Cependant, Berlin a rejeté ces appels, le vice-chancelier Robert Habeck avertissant qu' »il est encore trop tôt » pour une interdiction complète de l’énergie russe.

Il a fait valoir que le pays mettait fin progressivement aux contrats gaziers avec Moscou, et que tous auraient un effet cumulatif.

Après l’invasion de l’Ukraine par la Russie, l’Allemagne a interrompu le processus de certification du gazoduc controversé Nord Stream 2, qui aurait considérablement augmenté la quantité d’énergie que la Russie fournit à l’UE.

Katarina Barley, vice-présidente du Parlement européen et ancienne ministre fédérale des sociaux-démocrates allemands, a averti que l’UE n’était pas actuellement équipée pour gérer un embargo complet sur l’énergie russe.
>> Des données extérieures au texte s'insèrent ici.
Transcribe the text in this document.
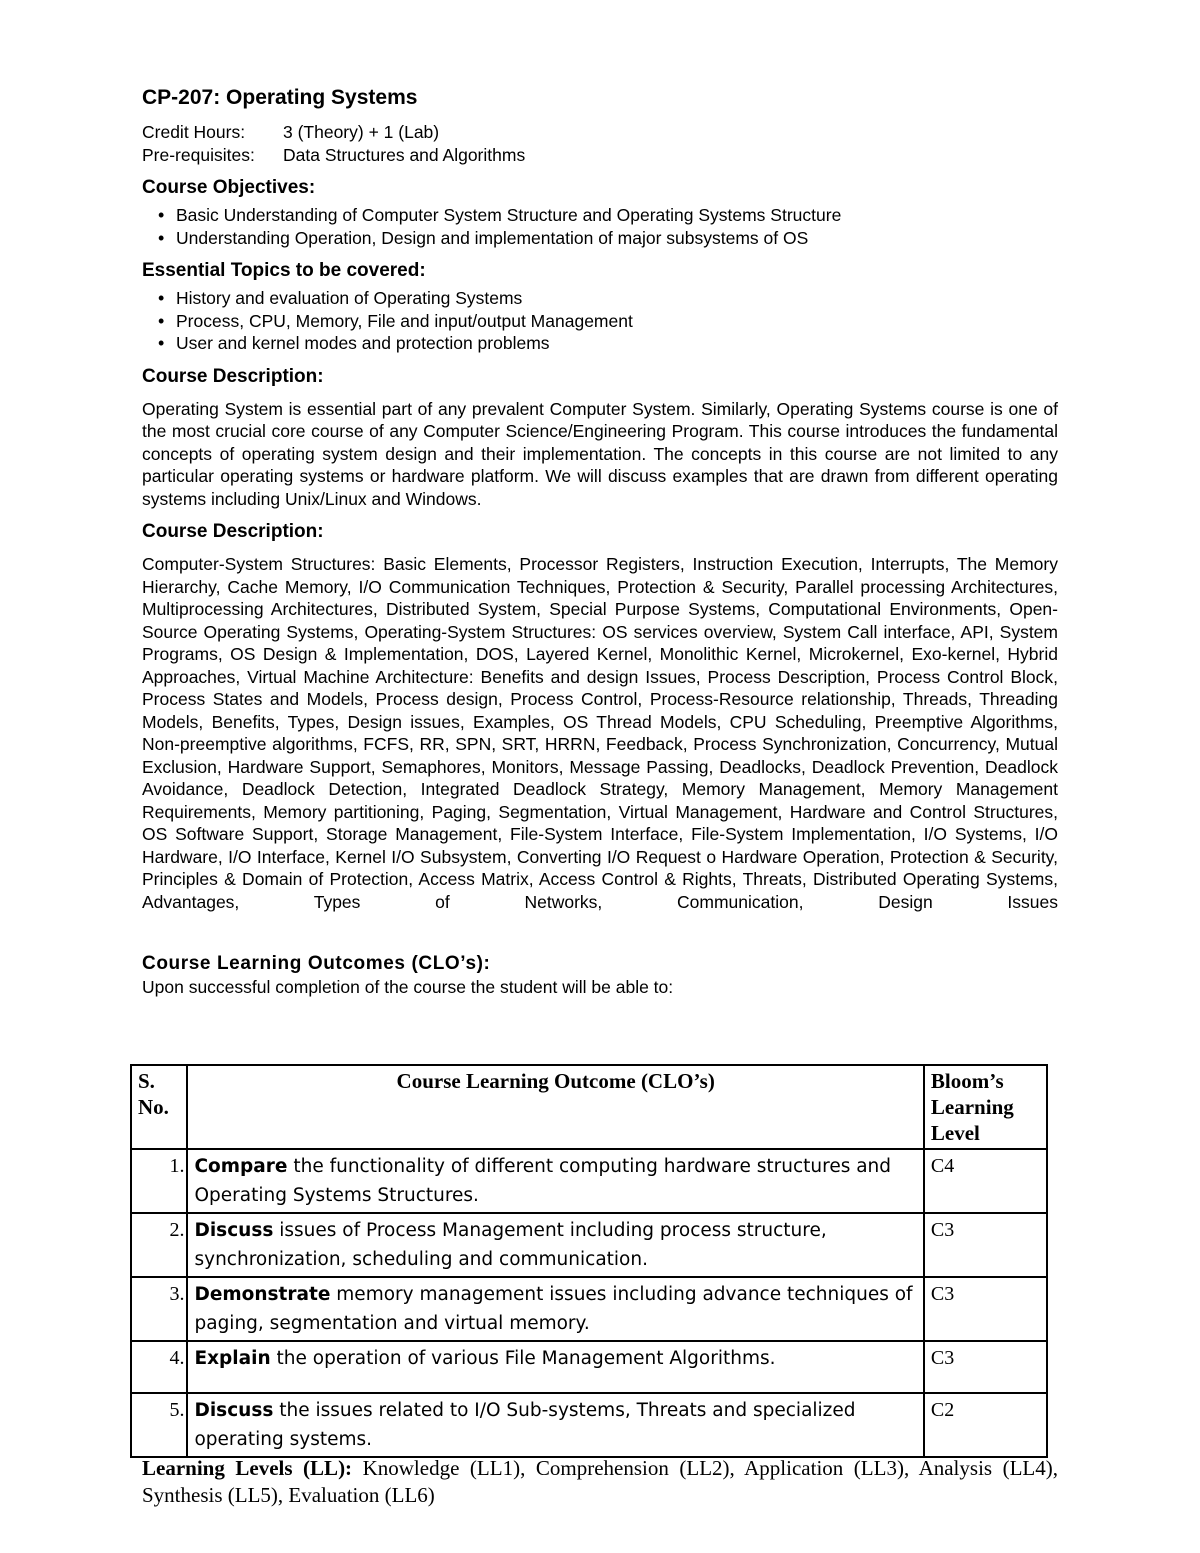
CP-207: Operating Systems
Credit Hours:	3 (Theory) + 1 (Lab)
Pre-requisites:	Data Structures and Algorithms
Course Objectives:
• Basic Understanding of Computer System Structure and Operating Systems Structure
• Understanding Operation, Design and implementation of major subsystems of OS
Essential Topics to be covered:
• History and evaluation of Operating Systems
• Process, CPU, Memory, File and input/output Management
• User and kernel modes and protection problems
Course Description:

Operating System is essential part of any prevalent Computer System. Similarly, Operating Systems course is one of the most crucial core course of any Computer Science/Engineering Program. This course introduces the fundamental concepts of operating system design and their implementation. The concepts in this course are not limited to any particular operating systems or hardware platform. We will discuss examples that are drawn from different operating systems including Unix/Linux and Windows.

Course Description:

Computer-System Structures: Basic Elements, Processor Registers, Instruction Execution, Interrupts, The Memory Hierarchy, Cache Memory, I/O Communication Techniques, Protection & Security, Parallel processing Architectures, Multiprocessing Architectures, Distributed System, Special Purpose Systems, Computational Environments, Open-Source Operating Systems, Operating-System Structures: OS services overview, System Call interface, API, System Programs, OS Design & Implementation, DOS, Layered Kernel, Monolithic Kernel, Microkernel, Exo-kernel, Hybrid Approaches, Virtual Machine Architecture: Benefits and design Issues, Process Description, Process Control Block, Process States and Models, Process design, Process Control, Process-Resource relationship, Threads, Threading Models, Benefits, Types, Design issues, Examples, OS Thread Models, CPU Scheduling, Preemptive Algorithms, Non-preemptive algorithms, FCFS, RR, SPN, SRT, HRRN, Feedback, Process Synchronization, Concurrency, Mutual Exclusion, Hardware Support, Semaphores, Monitors, Message Passing, Deadlocks, Deadlock Prevention, Deadlock Avoidance, Deadlock Detection, Integrated Deadlock Strategy, Memory Management, Memory Management Requirements, Memory partitioning, Paging, Segmentation, Virtual Management, Hardware and Control Structures, OS Software Support, Storage Management, File-System Interface, File-System Implementation, I/O Systems, I/O Hardware, I/O Interface, Kernel I/O Subsystem, Converting I/O Request o Hardware Operation, Protection & Security, Principles & Domain of Protection, Access Matrix, Access Control & Rights, Threats, Distributed Operating Systems, Advantages, Types of Networks, Communication, Design Issues

Course Learning Outcomes (CLO’s):

Upon successful completion of the course the student will be able to:

S. No.	Course Learning Outcome (CLO’s)	Bloom’s Learning Level
1.	Compare the functionality of different computing hardware structures and Operating Systems Structures.	C4
2.	Discuss issues of Process Management including process structure, synchronization, scheduling and communication.	C3
3.	Demonstrate memory management issues including advance techniques of paging, segmentation and virtual memory.	C3
4.	Explain the operation of various File Management Algorithms.	C3
5.	Discuss the issues related to I/O Sub-systems, Threats and specialized operating systems.	C2

Learning Levels (LL): Knowledge (LL1), Comprehension (LL2), Application (LL3), Analysis (LL4), Synthesis (LL5), Evaluation (LL6)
S’exprimant lors de l’émission Maybrit Illner, Mme Barley a critiqué la France pour sa malhonnêteté.

Elle disait : « Ce qui n’est pas honnête, c’est par exemple la France : il y a beaucoup [liquified natural gas] terminaux sur la côte espagnole, mais la France n’a pas transporté ce gaz à travers la France vers l’Europe continentale depuis de nombreuses années ».